Doesn’t it make sense that Jelena Jankovic and Rome have gotten along well together in the past? It might be the only city where the fans are as animated as she is. JJ is a two-time champion at the Foro Italico, though those wins came a while back, in 2007 and 2008. This time her draw could have been kinder; she might start against Svetlana Kuznetsova, and nearby are Anastasia Pavlyuchenkova, who beat her last week, and Flavia Pennetta, who will have the crowd behind her.
Rome, by contrast, does not agree with Aga Radwanska. The last time the world No. 3 won a match here was in 2010. She’ll try to break that streak against either Kurumi Nara or Paula Ormaechea; Aga should be able to handle them, right? If she does, Radwanska could play her second match in a week against Eugenie Bouchard.
First-round matches to watch: Pavlyuchenkova vs. Belinda Bencic; Bouchard vs. Francesca Schiavone
How will Li Na respond to giving away a lead and losing to Sharapova in Madrid? Her record of recovery in 2014 so far is good; she bounced back from a semifinal loss to Flavia Pennetta in Indian Wells to reach the final in Miami. And Li has also been to the final in Rome before—we won't mention that she gave away a lead and lost to Sharapova in that match as well. This week she’ll start against either Magdalena Rybarikova or Casey Dellacqua.
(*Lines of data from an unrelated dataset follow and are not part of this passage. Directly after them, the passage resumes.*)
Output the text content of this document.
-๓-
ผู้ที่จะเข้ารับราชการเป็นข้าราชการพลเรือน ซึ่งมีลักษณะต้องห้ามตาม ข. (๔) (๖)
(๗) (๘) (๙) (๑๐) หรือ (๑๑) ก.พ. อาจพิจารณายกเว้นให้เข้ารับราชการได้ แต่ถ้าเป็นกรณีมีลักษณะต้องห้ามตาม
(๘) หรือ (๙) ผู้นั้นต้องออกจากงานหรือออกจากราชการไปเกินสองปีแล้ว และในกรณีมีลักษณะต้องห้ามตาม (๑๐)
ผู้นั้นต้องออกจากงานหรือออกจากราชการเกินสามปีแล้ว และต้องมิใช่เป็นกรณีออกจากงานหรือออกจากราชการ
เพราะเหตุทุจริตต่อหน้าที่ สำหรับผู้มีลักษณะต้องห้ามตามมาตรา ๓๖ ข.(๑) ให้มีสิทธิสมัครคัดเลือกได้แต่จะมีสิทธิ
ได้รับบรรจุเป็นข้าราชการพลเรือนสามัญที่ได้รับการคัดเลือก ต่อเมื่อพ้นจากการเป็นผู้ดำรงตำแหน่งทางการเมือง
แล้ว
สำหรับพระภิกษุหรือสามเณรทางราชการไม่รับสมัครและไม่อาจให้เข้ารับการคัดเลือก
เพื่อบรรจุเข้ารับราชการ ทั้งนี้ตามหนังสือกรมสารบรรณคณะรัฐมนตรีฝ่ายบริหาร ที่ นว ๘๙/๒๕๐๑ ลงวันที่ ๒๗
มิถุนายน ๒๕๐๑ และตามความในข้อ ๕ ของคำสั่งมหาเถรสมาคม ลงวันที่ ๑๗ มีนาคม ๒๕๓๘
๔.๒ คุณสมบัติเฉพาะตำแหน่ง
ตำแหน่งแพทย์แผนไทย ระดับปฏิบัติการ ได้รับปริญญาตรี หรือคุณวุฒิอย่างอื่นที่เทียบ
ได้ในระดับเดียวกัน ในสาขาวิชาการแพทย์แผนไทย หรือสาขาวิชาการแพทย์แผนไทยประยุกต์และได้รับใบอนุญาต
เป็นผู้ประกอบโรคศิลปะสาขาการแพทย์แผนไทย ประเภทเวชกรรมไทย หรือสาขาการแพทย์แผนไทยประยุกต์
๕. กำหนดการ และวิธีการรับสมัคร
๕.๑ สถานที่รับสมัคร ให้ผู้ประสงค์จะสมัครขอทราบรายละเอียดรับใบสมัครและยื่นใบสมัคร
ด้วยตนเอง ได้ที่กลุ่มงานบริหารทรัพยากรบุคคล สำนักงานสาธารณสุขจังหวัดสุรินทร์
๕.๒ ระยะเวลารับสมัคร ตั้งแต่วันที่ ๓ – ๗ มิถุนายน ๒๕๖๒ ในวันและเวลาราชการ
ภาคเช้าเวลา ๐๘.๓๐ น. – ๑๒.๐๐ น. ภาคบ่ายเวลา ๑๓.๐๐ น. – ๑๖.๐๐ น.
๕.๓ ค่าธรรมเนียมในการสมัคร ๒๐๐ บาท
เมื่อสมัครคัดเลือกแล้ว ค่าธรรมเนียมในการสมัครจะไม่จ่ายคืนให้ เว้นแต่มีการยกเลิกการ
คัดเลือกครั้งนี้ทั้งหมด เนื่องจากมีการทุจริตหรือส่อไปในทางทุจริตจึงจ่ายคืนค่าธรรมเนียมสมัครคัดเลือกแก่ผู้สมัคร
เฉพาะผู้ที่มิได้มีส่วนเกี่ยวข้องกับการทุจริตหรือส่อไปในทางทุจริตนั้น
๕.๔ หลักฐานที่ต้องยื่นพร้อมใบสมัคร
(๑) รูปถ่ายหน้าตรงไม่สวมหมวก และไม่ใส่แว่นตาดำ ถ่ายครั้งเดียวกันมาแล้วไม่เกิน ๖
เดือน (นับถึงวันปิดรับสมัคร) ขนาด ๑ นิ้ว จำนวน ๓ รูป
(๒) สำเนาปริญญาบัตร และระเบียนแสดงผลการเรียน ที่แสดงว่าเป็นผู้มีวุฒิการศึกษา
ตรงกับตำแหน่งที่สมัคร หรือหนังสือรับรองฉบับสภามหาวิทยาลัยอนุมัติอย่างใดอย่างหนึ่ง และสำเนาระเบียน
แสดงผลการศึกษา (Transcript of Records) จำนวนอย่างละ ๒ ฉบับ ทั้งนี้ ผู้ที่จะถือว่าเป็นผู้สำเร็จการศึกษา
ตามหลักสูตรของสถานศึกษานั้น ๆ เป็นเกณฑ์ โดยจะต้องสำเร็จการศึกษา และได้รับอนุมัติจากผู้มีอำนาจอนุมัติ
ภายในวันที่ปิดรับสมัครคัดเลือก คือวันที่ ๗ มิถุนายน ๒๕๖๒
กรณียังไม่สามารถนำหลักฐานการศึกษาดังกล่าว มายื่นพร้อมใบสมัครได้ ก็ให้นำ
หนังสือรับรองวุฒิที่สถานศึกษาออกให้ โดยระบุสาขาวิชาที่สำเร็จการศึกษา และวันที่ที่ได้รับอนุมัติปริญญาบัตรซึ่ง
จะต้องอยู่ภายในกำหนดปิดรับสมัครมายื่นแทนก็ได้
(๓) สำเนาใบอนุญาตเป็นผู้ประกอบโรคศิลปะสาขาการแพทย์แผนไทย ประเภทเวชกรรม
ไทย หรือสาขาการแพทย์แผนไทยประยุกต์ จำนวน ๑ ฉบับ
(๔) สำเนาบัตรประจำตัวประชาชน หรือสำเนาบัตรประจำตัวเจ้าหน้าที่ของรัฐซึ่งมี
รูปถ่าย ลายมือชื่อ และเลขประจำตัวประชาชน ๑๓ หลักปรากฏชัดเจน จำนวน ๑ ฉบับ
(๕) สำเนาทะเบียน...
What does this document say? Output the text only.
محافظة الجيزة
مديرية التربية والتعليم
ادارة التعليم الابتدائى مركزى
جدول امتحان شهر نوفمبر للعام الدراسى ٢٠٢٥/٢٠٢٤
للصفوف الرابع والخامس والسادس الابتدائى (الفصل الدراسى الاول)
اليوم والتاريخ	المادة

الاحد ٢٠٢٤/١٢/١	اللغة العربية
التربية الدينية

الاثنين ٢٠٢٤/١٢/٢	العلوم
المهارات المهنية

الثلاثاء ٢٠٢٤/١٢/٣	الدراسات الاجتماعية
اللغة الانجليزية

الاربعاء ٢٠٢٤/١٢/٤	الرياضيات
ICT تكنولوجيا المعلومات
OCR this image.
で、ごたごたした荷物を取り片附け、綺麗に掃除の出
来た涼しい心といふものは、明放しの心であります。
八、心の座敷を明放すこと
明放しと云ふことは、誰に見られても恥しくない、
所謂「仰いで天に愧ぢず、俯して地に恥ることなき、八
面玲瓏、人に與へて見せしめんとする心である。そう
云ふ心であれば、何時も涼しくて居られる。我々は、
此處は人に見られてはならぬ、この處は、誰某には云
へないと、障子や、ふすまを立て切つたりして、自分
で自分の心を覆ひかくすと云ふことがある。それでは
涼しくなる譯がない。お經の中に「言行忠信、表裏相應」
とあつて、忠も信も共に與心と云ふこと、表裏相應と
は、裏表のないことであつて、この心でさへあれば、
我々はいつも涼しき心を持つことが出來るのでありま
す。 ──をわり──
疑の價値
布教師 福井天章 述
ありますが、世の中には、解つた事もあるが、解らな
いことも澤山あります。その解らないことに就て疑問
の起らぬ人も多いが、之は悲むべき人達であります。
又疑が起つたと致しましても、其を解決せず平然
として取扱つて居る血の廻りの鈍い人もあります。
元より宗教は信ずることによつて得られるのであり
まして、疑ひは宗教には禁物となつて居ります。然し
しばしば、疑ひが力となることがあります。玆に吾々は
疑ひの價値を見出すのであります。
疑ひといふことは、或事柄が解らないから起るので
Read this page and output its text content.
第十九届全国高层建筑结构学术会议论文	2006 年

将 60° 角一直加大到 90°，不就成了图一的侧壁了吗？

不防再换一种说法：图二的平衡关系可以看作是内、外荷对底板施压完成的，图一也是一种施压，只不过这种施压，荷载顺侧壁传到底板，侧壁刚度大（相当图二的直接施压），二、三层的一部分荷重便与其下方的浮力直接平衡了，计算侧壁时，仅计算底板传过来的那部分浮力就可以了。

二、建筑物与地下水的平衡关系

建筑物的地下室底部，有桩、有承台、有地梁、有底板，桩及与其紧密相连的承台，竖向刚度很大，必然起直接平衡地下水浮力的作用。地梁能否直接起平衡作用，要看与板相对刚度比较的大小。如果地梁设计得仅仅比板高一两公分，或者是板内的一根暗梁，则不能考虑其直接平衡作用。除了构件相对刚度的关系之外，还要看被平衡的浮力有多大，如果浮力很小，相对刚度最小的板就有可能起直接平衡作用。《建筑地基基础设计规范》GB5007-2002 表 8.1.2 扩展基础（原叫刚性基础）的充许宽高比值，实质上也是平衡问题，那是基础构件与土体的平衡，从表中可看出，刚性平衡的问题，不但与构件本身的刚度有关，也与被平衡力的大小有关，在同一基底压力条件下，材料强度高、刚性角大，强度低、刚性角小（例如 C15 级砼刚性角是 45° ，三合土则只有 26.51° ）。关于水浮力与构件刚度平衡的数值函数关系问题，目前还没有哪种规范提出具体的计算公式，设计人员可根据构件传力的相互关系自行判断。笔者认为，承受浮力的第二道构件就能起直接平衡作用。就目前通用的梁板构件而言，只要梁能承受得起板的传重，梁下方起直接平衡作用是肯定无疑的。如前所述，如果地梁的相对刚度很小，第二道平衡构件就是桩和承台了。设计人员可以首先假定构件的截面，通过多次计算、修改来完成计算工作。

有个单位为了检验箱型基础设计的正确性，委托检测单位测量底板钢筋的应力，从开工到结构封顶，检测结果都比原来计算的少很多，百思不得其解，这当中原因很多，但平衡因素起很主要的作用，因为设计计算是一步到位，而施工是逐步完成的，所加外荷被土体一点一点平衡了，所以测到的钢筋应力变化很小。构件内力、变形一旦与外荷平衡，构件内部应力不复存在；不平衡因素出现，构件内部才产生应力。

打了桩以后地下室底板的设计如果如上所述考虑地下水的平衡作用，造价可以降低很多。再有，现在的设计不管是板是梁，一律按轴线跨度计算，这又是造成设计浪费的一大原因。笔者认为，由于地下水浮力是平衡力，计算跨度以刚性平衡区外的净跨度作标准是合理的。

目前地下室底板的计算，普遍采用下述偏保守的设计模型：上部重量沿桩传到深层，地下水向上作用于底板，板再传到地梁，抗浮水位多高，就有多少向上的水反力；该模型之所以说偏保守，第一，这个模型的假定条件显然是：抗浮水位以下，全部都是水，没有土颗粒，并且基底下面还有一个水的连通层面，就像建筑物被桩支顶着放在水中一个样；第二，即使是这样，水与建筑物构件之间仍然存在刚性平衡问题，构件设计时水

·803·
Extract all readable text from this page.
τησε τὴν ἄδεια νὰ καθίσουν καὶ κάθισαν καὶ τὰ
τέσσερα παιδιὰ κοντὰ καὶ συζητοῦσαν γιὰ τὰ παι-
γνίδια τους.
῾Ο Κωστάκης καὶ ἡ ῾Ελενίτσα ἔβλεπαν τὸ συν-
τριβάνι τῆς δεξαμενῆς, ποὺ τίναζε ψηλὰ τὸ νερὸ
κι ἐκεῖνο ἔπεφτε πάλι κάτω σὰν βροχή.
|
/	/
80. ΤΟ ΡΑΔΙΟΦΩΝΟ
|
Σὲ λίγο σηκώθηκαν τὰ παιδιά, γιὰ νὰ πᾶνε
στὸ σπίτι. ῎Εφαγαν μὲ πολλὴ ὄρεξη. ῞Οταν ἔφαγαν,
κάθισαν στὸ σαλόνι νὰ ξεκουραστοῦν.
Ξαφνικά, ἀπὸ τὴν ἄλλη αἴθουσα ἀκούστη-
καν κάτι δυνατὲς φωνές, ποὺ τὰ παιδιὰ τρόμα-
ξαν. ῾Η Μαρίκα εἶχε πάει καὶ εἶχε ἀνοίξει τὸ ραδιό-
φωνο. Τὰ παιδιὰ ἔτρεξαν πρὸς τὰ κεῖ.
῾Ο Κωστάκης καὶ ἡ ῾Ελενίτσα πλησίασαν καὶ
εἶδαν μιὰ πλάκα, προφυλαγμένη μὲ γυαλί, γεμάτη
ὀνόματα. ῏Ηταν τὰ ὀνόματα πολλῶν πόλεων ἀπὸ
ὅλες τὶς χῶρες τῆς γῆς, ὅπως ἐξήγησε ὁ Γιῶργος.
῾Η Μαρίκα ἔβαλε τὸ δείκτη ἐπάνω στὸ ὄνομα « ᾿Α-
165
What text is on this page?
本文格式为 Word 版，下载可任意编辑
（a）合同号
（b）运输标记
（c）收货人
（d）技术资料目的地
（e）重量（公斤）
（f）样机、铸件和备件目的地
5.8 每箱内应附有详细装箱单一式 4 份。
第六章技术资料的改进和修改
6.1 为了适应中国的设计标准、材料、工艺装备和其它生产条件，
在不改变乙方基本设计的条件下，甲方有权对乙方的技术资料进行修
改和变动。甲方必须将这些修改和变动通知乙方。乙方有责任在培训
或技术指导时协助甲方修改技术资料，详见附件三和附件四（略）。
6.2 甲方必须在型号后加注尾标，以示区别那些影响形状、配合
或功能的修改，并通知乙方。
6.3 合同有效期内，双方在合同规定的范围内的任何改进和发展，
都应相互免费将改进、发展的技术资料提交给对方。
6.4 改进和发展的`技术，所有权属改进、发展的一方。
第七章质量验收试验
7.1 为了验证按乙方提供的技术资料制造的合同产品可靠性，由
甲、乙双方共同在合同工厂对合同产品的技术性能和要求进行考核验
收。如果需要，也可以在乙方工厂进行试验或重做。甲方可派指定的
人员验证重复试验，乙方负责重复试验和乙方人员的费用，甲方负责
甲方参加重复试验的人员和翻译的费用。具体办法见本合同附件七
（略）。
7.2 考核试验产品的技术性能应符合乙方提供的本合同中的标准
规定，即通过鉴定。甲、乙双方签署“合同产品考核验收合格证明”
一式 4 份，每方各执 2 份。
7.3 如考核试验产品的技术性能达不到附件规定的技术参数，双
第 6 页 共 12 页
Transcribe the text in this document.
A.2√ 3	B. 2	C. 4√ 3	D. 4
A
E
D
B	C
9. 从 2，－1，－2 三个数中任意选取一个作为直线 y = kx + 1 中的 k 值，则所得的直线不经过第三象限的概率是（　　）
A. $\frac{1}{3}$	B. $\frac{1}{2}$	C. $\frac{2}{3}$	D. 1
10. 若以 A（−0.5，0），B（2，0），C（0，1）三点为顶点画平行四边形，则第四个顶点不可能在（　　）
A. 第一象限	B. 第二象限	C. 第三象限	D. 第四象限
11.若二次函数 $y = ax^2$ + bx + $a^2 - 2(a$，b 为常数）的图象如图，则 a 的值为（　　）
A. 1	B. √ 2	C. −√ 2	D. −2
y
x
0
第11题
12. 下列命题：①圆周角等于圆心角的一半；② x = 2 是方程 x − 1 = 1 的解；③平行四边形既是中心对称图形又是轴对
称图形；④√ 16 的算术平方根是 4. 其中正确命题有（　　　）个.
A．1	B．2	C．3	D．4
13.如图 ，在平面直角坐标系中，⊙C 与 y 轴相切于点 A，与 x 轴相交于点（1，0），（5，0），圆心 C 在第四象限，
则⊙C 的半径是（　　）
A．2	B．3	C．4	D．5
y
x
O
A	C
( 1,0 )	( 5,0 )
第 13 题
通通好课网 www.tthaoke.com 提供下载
The second seed in this section is Angelique Kerber, who seems to have been thrown off track by a Fed Cup trip to Australia last month. Since then, she has lost both matches she’s played; in the second of them, in Madrid, she had to retire to Caroline Garcia with back pain. The German was a semifinalist here in 2012. This year she’ll start against either Tsvetana Pironkova or Petra Cetkovska.